For engineering applications it is likely that the differences in the extrapolations of maximum pit depth and average pit depth shown in Figures 1618 are important. Comparison of the trends in Figures 17 and 18 raises the important issue of the length of data required to obtain reasonable estimates. In a different way this also arises from Figure 16 since the accuracy of the long-term trend depends much on the data for phase 4 of the bimodal model (Figure 1). For the power law and for the bimodal function short-term data has small value in development of long-term trends. However, there is an important difference in the philosophy underlying the bimodal function. The bimodal model divorces the corrosion mechanisms and processes that occur soon after corrosion commences from those that govern longer-term behaviour. This immediately draws attention to the likelihood that parameters and influences relevant to corrosion in the early stages (modes 0-1) are different from those relevant to longer-term corrosion. This in itself may explain some of the difficulties of correlating many of the conventional influences for corrosion identified in laboratory (electrochemical) experiments with actual field experience (e.g., [26]).

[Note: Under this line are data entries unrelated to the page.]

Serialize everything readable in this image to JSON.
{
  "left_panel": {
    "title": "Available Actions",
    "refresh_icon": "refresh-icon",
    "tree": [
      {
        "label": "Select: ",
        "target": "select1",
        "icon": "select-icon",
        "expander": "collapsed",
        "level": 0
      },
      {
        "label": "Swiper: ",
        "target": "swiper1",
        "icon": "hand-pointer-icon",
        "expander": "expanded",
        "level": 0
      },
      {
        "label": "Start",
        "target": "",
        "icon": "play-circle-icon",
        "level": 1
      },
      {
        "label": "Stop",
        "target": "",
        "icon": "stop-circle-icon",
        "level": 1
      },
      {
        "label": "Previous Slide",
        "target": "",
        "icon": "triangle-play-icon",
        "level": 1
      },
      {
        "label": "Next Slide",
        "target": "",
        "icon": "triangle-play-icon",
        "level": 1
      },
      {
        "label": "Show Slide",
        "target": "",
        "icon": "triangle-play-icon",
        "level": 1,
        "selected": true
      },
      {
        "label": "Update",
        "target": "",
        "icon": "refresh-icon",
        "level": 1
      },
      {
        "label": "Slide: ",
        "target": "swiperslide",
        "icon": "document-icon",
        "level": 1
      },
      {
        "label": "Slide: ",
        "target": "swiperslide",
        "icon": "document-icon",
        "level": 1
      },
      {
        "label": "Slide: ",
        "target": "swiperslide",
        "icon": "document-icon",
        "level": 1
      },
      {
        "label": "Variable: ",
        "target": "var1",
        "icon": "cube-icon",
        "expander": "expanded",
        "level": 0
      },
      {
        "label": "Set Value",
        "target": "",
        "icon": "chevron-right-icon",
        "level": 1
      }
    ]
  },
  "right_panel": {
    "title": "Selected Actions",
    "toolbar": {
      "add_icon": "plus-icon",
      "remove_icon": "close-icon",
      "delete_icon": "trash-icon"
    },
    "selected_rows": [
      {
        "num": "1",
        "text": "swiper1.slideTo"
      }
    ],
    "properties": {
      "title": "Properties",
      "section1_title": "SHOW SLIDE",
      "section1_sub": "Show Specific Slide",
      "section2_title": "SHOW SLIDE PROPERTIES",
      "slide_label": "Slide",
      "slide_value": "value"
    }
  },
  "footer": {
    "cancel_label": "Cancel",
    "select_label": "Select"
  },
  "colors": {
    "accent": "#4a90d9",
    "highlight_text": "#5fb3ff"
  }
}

For steel it is possible that part of the reason for the bimodal characteristic corrosion is the influence of microbiologically influenced corrosion (MIC), particularly in phases 3 and 4 [12]. However, this is unlikely to be the case for aluminium alloys since, apart from some specialized cases involving algae, microbiological corrosion of aluminium appears not to have been observed [4, 27, 28]. Clearly, a number of aspects arise from these observations that require further investigation.

6. Conclusion

This study of the progression with time of the maximum depth of corrosion pits for aluminium alloys has drawn on pit depth measurements obtained in a number of independent studies for a variety of exposure conditions and for a number of different aluminium alloys. The following conclusions may be drawn:(1)The empirical data shows that the long-term trend for the maximum pit depth caused by corrosion of aluminium is more consistent with a bimodal function than with the classical power law function. This was demonstrated for cases of aluminium alloys exposed to seawater and freshwater immersion and also for exposures to marine, industrial, urban, and combined environments.(2)The bimodal behaviour is consistent with the buildup of corrosion products causing changes in the corrosion process from one initially governed by oxygen reduction to one controlled later initially by hydrogen ion reduction. The mechanisms involved are consistent with well-established theory for the corrosion of aluminium including pitting corrosion. The eventual long-term corrosion rate is likely rate-controlled by other processes, such as steady state metal ion diffusion. The available evidence supports long-term corrosion being modelled as a linear function.(3)The bimodal behaviour indicates that the set of parameters controlling short-term or laboratory observations is not the set of parameters governing long-term corrosion. It is demonstrated that this may have implications for the ability to predict longer-term corrosion behaviour from shorter-term test results.

Conflict of Interests

The author declares that there is no conflict of interests regarding the publication of this paper.

Acknowledgments

The financial support of the Australian Research Council through a DORA Fellowship is gratefully acknowledged. Discussions with Dr. Bruce Hinton, Tony Truman, and Dr. David Nicholas are much appreciated.